Этому способствует даже такое относительно внешнее обстоятельство жизни
Блока, как переезд вместе с женой на новую квартиру на Лахтинскую улицу.
"Нет дня, чтобы я не поняла и не узнала чего-нибудь нового... - пишет
Л. Д. Блок Андрею Белому 26 сентября 1906 года. - Вот у нас окна на двор,
глубокий и узкий. Каждый день приходят раза по три, по четыре разные люди
"увеселять". Женщина с шарманкой и двумя изуродованными детьми, кот[орые] на
своих изломанных ногах пляшут неприличный кэк-уок, а потом звонким,
недетским голосом один из них поет какой-то вальс и "Последний нынешний
денечек"... знаете? Солдаты это поют, когда их расстреливают. Потом двое
слепцов поют дуэтом "Только станет смеркаться немножко...", один басом
выводит, стоя в фуражке с большим козырьком и протянув руку: "...буду
слушать веселые речи, без которых я жить не могу..." Вот все они куда-то
толкают и не дают забываться".
Письмо это замечательно, с бесспорно присущей Любови Дмитриевне
чуткостью и способностью к "сопереживанию" многого из того, что происходило
с мужем, передает атмосферу, в которой зарождался "городской" цикл стихов
поэта, написанных той осенью.
Даже неточное, строго говоря, упоминание про песню рекрутов о
"последнем денечке" дает нам представление о том, какие разговоры велись в
семье Блоков, и в известной мере приоткрывает нам дополнительные причины
отделения Блоков от матери и отчима, помимо тяги поэта и его жены к
самостоятельности. Ф. Ф. Кублицкий-Пиоттух по роду службы все время
находился под угрозой оказаться вольным или невольным орудием
правительственного террора. Позже, в октябре 1906 года, ему действительно
пришлось, хотя и "заочно", распоряжаться расстрелами в Кронштадте.

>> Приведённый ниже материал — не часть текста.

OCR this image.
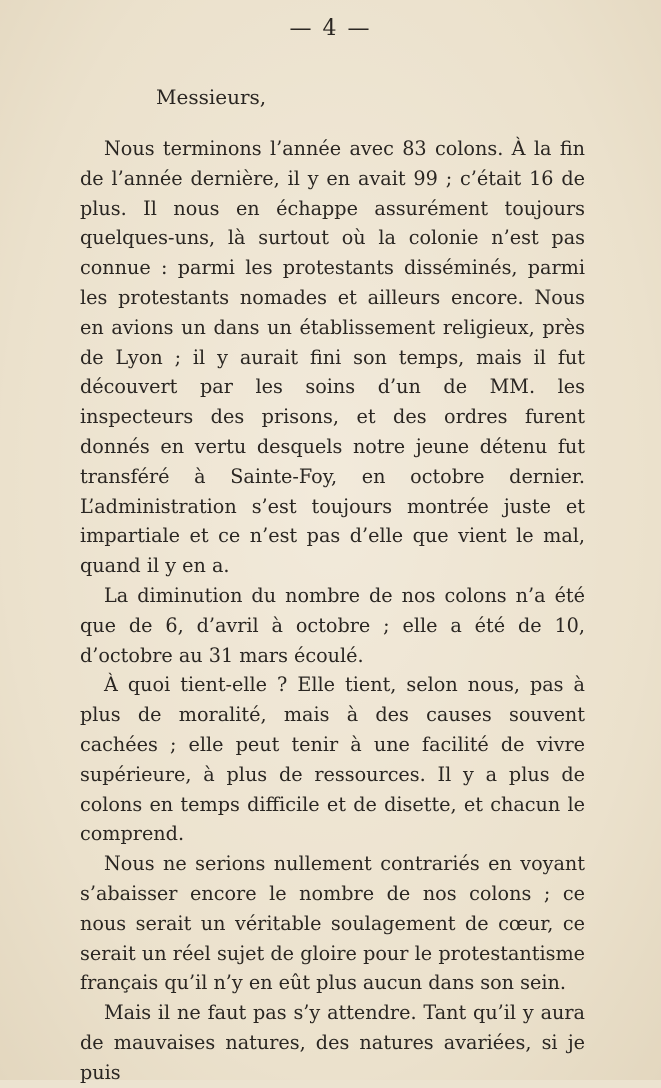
— 4 —

Messieurs,

Nous terminons l’année avec 83 colons. À la fin de l’année dernière, il y en avait 99 ; c’était 16 de plus. Il nous en échappe assurément toujours quelques-uns, là surtout où la colonie n’est pas connue : parmi les protestants disséminés, parmi les protestants nomades et ailleurs encore. Nous en avions un dans un établissement religieux, près de Lyon ; il y aurait fini son temps, mais il fut découvert par les soins d’un de MM. les inspecteurs des prisons, et des ordres furent donnés en vertu desquels notre jeune détenu fut transféré à Sainte-Foy, en octobre dernier. L’administration s’est toujours montrée juste et impartiale et ce n’est pas d’elle que vient le mal, quand il y en a.

La diminution du nombre de nos colons n’a été que de 6, d’avril à octobre ; elle a été de 10, d’octobre au 31 mars écoulé.

À quoi tient-elle ? Elle tient, selon nous, pas à plus de moralité, mais à des causes souvent cachées ; elle peut tenir à une facilité de vivre supérieure, à plus de ressources. Il y a plus de colons en temps difficile et de disette, et chacun le comprend.

Nous ne serions nullement contrariés en voyant s’abaisser encore le nombre de nos colons ; ce nous serait un véritable soulagement de cœur, ce serait un réel sujet de gloire pour le protestantisme français qu’il n’y en eût plus aucun dans son sein.

Mais il ne faut pas s’y attendre. Tant qu’il y aura de mauvaises natures, des natures avariées, si je puis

Письмо Л. Д. Блок перекликается с написанными в сентябре 1906 года
стихами поэта о том, как он "сходил... с горы" и увидел "черты печальные
сестры" - то ли музы, то ли самой жизни:
Вот подошла, остановилась
И факел подняла во мгле,
И тихим светом озарилось
Все, что незримо на земле.
("Передвечернею порою...")
В стихотворении "Холодный день", обращенном, видимо, к жене, поэт как
бы сливает воедино это открытие житейской "прозы" и размышления о своей
будущей жизни, с которой теперь тоже совлечены романтические иллюзии:
Мы встретились с тобою в храме
И жили в радостном саду,
Но вот зловонными дворами
Пошли к проклятью и труду.
Мы миновали все ворота
И в каждом видели окне,
Как тяжело лежит работа
На каждой согнутой спине.
...Нет! Счастье - праздная забота,
Ведь молодость давно прошла.
Нам скоротает век работа,
Мне - молоток, тебе - игла.
Блок жадно впитывал в себя новую для нею атмосферу, голоса со двора,
плач шарманки и даже чье-то негромкое пенье за стеной по вечерам: "Десять
любила, девять разлюбила, одного лишь, забыть не могу".
Интересно, что в это время Блок внимательно читает Некрасова.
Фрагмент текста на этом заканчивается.